Una limusina soviética de las que solían trasladar a los miembros de la nomenklatura a las reuniones del politburó nos recogió a la puerta del hotel. Como manda la tradición, llamamos a la puerta de la novia: Abrieron los amigos con un cuenco, había que comprarla. Como éramos millonarios, nuestra generosidad desbordó todas sus expectativas y la cotización del novio español subió como la espuma. A continuación nos trasladamos al palacio de las bodas, un mastodonte de hormigón y cristal, un bodrio arquitectónico con pretensiones y forma de estrella que parecía formar parte del glacis soviético. Ante un gigantesco busto de Lenin pintado de blanco primera comunión, una funcionaria con el pelo lacado al soplete y un medallón al cuello en el que destacaban la hoz y el martillo nos hizo la pregunta de rigor. Sin titubear, respondí da. Sí. El siguiente paso estaba inscrito en ese terreno en el que tradiciones soviéticas y rurales habían encontrado fácil acomodo: fue el incauto del novio el que pisó primero un pañito bordado extendido en el suelo a modo de meta volante. La superstición indica que el primero que pone su planta sobre la tela será el que lleve sobre sus hombros el peso del matrimonio. El banquete se celebró en una de las primeras cooperativas que, a semejanza de los paladares cubanos, empezaban a florecer en el subsuelo de Kiev. Con un violinista venezolano y un pianista cubano (o un violinista cubano y un pianista venezolano) como contrapunto sonoro, la copiosa cena se vio constantemente interrumpida por tantos brindis con vodka y otras agüitas milagrosas que a punto estuve de perder la cabeza. Al reiterado grito de “¡gorska! ¡gorska! ¡gorska!., los invitados hacen saber a los recién casados que la bebida está demasiado amarga y los enamorados han de dar prueba de su buena disposición besándose a conciencia para endulzar la velada y la vida.

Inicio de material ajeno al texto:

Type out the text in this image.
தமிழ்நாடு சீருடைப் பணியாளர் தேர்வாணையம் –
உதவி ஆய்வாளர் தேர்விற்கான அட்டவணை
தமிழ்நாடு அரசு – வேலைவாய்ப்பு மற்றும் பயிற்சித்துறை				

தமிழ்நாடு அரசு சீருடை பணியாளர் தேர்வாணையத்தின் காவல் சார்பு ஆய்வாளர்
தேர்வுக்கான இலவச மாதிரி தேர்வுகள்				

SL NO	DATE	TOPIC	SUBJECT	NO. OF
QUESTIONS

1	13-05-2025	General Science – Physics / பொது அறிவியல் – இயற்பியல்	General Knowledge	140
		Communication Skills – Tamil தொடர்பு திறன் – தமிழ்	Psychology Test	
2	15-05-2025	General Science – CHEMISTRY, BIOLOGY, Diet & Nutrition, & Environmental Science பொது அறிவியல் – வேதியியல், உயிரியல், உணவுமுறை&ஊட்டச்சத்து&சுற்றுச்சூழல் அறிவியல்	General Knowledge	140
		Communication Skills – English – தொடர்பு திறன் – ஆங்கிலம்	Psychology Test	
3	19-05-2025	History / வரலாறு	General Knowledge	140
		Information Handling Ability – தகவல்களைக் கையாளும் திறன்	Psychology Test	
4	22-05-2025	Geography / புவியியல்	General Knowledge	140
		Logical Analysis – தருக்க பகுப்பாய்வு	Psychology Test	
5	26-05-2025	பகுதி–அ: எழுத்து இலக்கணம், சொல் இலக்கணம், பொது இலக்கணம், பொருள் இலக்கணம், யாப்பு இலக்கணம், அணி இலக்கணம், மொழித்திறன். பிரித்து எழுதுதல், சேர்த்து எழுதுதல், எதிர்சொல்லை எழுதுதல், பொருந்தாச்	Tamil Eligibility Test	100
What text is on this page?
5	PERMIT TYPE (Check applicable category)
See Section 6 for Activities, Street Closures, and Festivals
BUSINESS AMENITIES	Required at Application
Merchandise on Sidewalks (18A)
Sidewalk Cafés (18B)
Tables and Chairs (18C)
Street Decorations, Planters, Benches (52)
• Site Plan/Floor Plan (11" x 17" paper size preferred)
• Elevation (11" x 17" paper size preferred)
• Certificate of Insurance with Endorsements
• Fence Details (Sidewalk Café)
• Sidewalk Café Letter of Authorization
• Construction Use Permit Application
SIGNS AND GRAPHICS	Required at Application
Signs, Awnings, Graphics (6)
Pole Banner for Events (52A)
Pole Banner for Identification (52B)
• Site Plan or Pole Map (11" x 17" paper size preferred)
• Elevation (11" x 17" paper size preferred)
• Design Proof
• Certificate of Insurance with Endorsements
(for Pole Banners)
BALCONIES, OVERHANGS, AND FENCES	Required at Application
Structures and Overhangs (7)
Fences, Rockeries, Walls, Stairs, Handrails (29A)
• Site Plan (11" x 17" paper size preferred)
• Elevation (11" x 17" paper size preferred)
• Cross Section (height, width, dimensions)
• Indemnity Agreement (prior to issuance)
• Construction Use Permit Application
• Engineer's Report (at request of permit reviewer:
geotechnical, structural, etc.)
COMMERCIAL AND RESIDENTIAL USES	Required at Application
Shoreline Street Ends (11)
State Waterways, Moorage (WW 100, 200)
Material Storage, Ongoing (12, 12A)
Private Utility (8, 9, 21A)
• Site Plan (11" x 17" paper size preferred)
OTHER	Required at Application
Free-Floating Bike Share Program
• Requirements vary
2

Al día siguiente partimos hacia Moscú para inscribir nuestra nueva condición civil en el registro de la Embajada de España. Tuve que emplearme a fondo, bordeando la grosería, para que los displicentes empleados del hotel donde nos alojamos dejaran entrar a la renegada soviética que se había casado con un extranjero. Al amanecer, mientras contemplábamos una plaza cubierta de nieve en la que daban la vuelta los tranvías, ella comentó:

 

—La verdad es que resulta de lo más excitante estar casada con un desconocido.

 

Por falta de los visados necesarios para salir del paraíso socialista, volvimos a España sin ella. Anna Z. llegaría a Barajas tres meses más tarde. El matrimonio apenas sobrevivió un año a los embates de la realidad. Pero esa es otra historia. Otra Matiora. Otro pantano.